Domestic discretionary spending — basically anything not mandated by law, less spending on, as I did the numbers, defense, homeland security and the Department of Veterans Affairs, which mostly runs hospitals for ex-warriors — is $381 billion.
So here’s Ryan’s legacy. To support his tax cuts and the rest, you don’t have to trim domestic spending. You have to eliminate it — all of it. And then, you have to take your pick of eliminating essentially all of Social Security, or all of Medicare and most of Medicaid (or vice versa). Or you can whack all of the disability and SSI program, all of Medicaid, and all of domestic discretionary.
And you still wouldn’t balance the budget.
So good luck. Hope you enjoy paying your Mom’s hospital bills out of pocket, right after helping your father-in-law with mortgage payments. Say toodles to low-rate student loans you use to supplement your kids’ college fund, and the monthly unemployment reports and other economic data that guide your investing.
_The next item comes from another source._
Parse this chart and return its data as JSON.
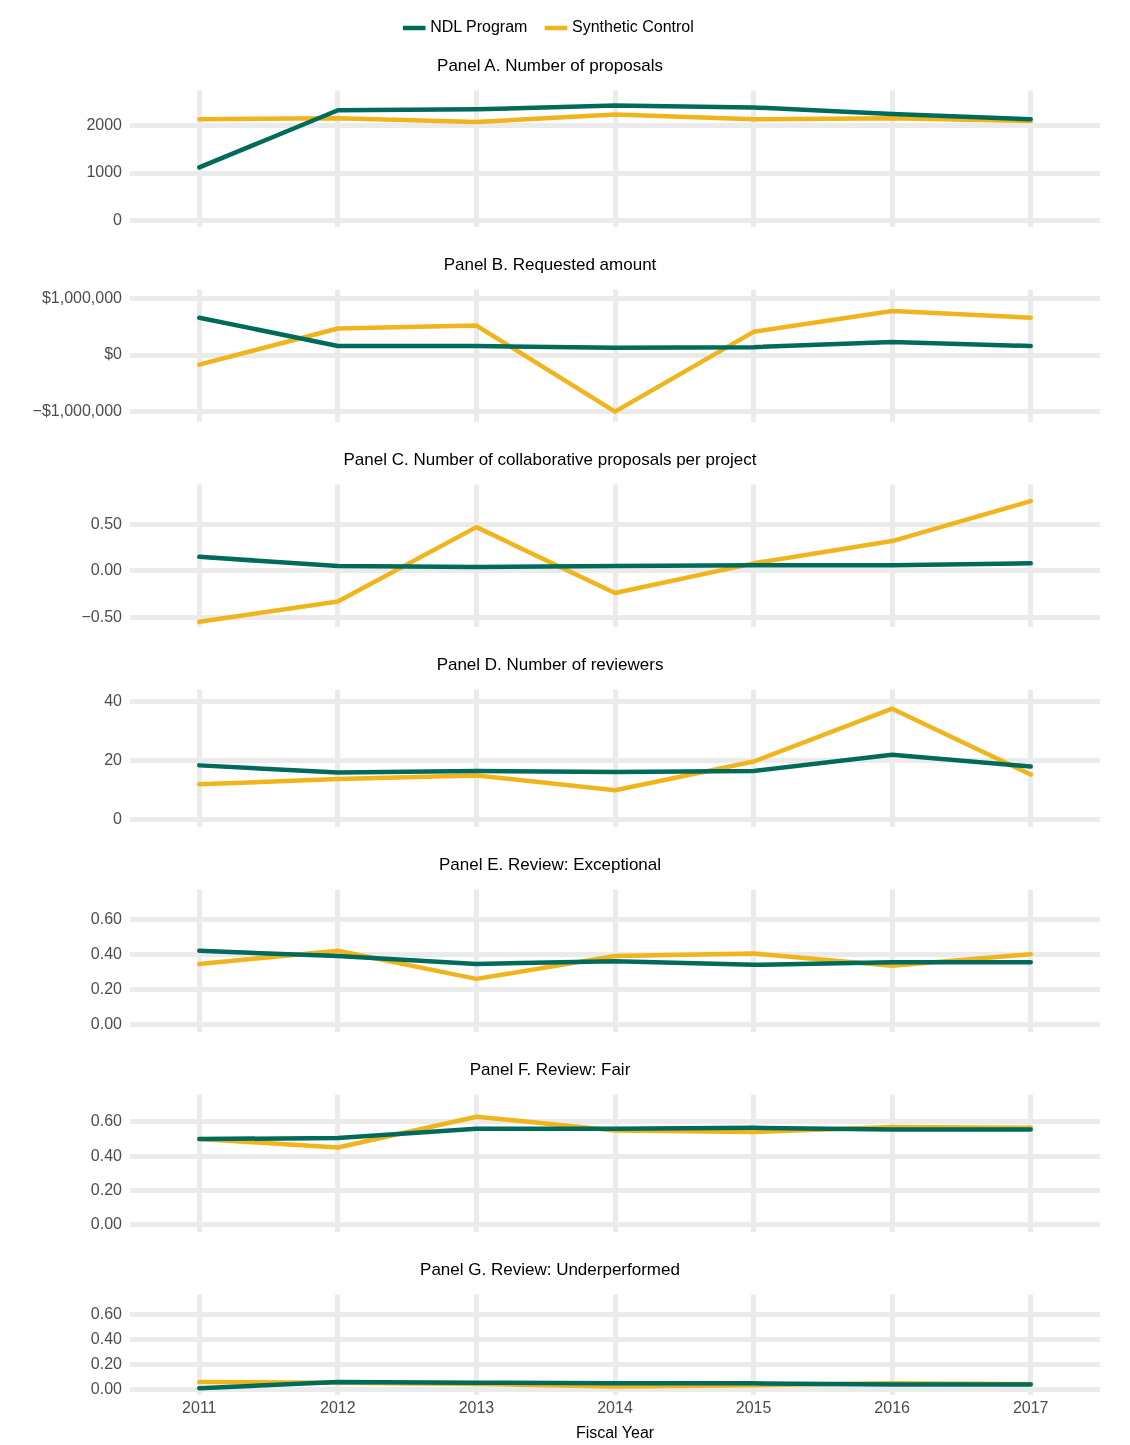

If you have an autistic child or two who will never meaningfully work, hope you have a trust fund that will replace their SSI when you’re gone. And enjoy watching poor kids on TV die from lack of insurance, because it would happen — would have to happen — for anything like the nonsense vision Ryan has sold to come true.
The best part is that all this would not even deliver the growth Ryan has promised for years, like the shoe salesman he richly deserves to be.
According to CBO, even with just the cake-and-candy policies Ryan and Trump have passed already will produce relative stagnation by 2020, with monthly job gains slowing to just 62,000 on average, though unemployment will still be low. Growth will revert back to about 1.5% to 1.7% a year, CBO says.
So there will be no payoff to the middle class, in the form of new jobs, for all the succor thrown at the richest. It only gets worse if there’s a recession, as there eventually will be. And it would get much worse if you really whacked the whole non-defense, non-entitlement parts of the federal government, plus most of Social Security, and then headed into a recession.
That’s the massive fraud Paul Ryan always was, even before Trump. Fixing the budget damage he’s done is impossible if Republicans stay in control of Congress and cling to last year’s tax cut. Even if voters turn them out in November, it will be darn hard.